Saindo da redoma
Entre as muitas características passíveis de ser atribuídas ao livro A redoma de vidro, único romance escrito pela poetisa americana Sylvia Plath, a mais tocante é a sinceridade com que a autora descreve os sentimentos de uma jovem que se vê presa dentro de si mesma, isolada com seus medos, inseguranças e inadequação em um mundo no qual não se sente compreendida.
A jovem protagonista, Esther Greenwood (alter ego da própria Sylvia) tem apenas dezenove anos, é inteligente, com um futuro promissor e está passando um mês em Nova York, trabalhando para uma revista após ter sido classificada em um concurso. Junto com outras moças, Esther se encontra num mundo novo, de emoções frenéticas e oportunidades. Porém, a euforia da experiência de Nova York, longe de excitar Esther, deixa-a desnorteada e ela, ao se ver entrando na vida adulta, o que implica fazer escolhas, percebe-se indecisa e incapaz de agir.
Aos poucos, a jovem vai mergulhando no desespero. Pergunta-se o que fará de sua vida e, diante de tantas escolhas, não consegue fazer nenhuma; duvida de seu valor, sente-se pressionada pelas convenções sociais e pessoas que a cercam e, ao mesmo tempo, questiona-se sobre o papel que deve exercer como mulher, visto que lhe repugna viver servindo aos homens.
Naturalmente, com a evolução do seu quadro, Esther vai encontrando mais dificuldades com que lidar: a volta para casa, que a obrigará a voltar a conviver com a mãe, com quem sempre teve uma relação conflituosa, sua não-admissão num curso de escrita e a depressão em que começa a cair, afastando-se da vida e das pessoas, sua mente constantemente assediada pelas ideias de morte e suicídio, num lento processo de colapso interno, cada vez mais aprisionada em uma redoma de vidro, que não é outra coisa senão seu estado de saúde mental abalada.
A redoma de vidro mencionada por Esther se configura numa prisão interna, criada pela mente doente que se sente mais sozinha por não conseguir expressar o que a atormenta.
Muitos dos procedimentos médicos sofridos por Esther, como a internação e os eletrochoques, foram experimentados por Sylvia Plath na vida pessoal.
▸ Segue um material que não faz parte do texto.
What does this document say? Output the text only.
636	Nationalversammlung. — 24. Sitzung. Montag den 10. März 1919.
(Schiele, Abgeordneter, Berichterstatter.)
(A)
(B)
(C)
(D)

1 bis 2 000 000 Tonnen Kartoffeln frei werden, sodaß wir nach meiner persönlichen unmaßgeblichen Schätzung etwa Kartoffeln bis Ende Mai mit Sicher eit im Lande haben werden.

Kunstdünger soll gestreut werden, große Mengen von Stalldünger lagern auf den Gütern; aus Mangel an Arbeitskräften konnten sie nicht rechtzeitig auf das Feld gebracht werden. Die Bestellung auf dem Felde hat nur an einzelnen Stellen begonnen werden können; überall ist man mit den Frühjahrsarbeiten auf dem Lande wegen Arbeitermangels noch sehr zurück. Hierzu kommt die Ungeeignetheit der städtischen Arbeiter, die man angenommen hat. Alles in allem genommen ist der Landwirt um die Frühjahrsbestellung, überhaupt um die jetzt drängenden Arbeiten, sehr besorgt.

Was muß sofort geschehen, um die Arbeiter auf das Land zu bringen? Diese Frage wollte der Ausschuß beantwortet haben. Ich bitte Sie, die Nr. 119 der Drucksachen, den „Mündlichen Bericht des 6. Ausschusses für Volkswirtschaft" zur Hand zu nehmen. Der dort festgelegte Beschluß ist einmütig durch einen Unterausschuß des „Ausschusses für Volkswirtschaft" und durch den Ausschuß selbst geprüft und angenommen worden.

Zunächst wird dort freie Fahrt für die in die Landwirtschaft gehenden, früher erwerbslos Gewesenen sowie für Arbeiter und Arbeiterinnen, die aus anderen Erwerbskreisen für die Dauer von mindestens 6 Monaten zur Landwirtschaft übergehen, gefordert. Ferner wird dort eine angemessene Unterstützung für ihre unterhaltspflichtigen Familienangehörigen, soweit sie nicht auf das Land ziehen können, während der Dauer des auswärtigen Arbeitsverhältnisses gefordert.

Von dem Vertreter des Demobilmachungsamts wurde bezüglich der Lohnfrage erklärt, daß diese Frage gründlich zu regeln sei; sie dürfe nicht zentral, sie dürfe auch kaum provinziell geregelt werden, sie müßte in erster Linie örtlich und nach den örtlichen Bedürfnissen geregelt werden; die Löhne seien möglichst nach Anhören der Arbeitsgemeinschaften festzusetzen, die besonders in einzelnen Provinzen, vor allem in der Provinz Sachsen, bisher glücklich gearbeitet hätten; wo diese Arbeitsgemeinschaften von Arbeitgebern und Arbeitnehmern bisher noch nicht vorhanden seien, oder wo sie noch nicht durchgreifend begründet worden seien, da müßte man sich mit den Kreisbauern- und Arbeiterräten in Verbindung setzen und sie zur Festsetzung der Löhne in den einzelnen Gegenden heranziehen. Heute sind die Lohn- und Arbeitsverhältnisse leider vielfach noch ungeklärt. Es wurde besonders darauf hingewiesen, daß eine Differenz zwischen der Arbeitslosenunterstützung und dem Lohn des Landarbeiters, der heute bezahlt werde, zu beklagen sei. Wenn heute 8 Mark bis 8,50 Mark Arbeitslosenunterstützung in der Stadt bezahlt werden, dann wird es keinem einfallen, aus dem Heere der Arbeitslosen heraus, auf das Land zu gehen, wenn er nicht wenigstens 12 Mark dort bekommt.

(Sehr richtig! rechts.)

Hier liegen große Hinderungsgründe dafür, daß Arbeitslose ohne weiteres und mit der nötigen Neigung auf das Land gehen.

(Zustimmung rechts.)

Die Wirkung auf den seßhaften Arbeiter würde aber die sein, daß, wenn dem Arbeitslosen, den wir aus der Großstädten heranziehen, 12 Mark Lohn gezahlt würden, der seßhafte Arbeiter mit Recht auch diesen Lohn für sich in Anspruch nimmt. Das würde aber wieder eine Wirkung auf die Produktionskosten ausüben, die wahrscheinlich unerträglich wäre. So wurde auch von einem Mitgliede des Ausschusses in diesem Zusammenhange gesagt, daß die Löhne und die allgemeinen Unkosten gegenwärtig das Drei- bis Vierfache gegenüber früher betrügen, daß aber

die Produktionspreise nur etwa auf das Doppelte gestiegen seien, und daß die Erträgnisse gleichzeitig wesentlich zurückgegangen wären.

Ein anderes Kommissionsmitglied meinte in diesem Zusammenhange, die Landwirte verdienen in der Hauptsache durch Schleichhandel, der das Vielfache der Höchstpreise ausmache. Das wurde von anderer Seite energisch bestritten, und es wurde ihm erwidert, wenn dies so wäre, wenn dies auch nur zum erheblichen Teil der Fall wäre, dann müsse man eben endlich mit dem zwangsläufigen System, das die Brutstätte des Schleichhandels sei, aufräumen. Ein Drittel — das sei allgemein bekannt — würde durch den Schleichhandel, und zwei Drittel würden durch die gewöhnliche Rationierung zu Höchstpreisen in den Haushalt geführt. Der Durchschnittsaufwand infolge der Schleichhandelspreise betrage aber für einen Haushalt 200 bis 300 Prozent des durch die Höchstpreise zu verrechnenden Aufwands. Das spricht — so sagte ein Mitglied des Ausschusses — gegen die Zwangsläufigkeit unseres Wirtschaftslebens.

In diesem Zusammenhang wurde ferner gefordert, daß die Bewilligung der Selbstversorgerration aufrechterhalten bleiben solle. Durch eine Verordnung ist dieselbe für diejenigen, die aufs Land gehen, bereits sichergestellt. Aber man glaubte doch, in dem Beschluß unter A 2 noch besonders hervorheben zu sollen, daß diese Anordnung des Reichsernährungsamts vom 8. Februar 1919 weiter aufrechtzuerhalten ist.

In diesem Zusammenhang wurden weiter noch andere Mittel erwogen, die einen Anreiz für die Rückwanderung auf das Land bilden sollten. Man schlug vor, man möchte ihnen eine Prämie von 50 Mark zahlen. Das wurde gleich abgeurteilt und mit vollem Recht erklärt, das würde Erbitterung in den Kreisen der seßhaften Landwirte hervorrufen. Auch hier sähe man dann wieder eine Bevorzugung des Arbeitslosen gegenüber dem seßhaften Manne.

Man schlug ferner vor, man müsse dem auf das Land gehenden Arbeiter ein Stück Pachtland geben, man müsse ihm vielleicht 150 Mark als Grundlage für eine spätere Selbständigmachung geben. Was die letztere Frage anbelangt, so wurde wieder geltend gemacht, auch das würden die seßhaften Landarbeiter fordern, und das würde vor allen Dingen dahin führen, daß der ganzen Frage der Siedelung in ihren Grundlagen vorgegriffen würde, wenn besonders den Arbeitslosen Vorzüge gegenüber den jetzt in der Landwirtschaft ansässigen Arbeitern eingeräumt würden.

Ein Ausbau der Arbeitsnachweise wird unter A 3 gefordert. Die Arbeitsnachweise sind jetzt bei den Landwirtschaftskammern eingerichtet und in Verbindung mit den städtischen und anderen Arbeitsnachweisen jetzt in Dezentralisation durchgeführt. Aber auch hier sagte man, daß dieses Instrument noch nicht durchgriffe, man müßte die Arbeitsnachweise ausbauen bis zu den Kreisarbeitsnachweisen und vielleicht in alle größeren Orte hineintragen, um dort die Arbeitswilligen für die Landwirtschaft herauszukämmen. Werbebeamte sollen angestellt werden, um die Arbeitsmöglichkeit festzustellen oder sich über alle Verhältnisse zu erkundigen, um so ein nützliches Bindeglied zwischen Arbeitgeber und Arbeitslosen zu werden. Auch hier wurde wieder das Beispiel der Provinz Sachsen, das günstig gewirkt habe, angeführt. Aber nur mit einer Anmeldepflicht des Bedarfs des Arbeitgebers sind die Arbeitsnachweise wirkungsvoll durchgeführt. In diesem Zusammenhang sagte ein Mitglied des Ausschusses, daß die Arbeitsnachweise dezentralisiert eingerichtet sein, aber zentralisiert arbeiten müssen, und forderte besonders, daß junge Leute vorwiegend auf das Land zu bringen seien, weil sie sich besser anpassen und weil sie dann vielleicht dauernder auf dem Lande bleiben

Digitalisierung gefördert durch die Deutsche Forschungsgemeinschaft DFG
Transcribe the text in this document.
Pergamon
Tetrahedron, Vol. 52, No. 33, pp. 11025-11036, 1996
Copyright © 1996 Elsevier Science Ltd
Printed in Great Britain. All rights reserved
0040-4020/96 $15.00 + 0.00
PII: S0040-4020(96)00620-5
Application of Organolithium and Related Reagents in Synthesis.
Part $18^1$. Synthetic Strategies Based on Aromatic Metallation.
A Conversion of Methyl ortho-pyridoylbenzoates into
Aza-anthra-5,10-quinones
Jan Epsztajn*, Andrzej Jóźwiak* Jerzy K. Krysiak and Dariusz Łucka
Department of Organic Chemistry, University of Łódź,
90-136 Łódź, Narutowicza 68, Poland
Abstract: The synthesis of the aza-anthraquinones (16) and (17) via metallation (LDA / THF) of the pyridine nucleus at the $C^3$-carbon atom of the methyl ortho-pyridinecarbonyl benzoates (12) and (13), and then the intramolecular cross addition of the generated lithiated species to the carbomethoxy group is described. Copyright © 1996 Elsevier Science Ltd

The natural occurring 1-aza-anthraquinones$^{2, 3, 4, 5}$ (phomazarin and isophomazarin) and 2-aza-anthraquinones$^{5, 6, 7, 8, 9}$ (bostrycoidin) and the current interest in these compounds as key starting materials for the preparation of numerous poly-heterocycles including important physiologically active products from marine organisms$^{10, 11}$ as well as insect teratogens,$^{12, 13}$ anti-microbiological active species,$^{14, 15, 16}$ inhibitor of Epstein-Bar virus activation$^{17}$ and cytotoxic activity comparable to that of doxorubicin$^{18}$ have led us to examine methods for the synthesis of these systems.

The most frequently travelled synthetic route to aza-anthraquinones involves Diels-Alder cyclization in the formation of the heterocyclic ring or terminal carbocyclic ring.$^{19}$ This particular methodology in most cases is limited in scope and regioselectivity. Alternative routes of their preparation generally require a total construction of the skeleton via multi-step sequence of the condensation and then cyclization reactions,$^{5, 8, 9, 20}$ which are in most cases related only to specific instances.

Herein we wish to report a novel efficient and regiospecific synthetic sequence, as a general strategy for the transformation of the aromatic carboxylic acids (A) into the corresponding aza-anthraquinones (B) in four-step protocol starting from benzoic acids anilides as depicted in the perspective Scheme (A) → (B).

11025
Seu único trabalho em prosa publicado é um ato confessional, no qual, assumindo a identidade de Esther Greenwood, ela fala de sua própria dor, luta contra a depressão incapacitante e seus constantes pensamentos de morte, que a faziam flertar abertamente com o suicídio. O fato da história ser narrada em primeira pessoa aumenta a força e o impacto do sofrimento emocional da protagonista, fazendo-nos sentir que ela dialoga conosco, que passamos a compartilhar de sua dor única, imersão no inferno da doença mental, entrada brusca no mundo separado dos hospitais psiquiátricos e lenta reintegração à sociedade, com a consciência de que sua vida não será a mesma de antes de ser aprisionada na redoma de vidro.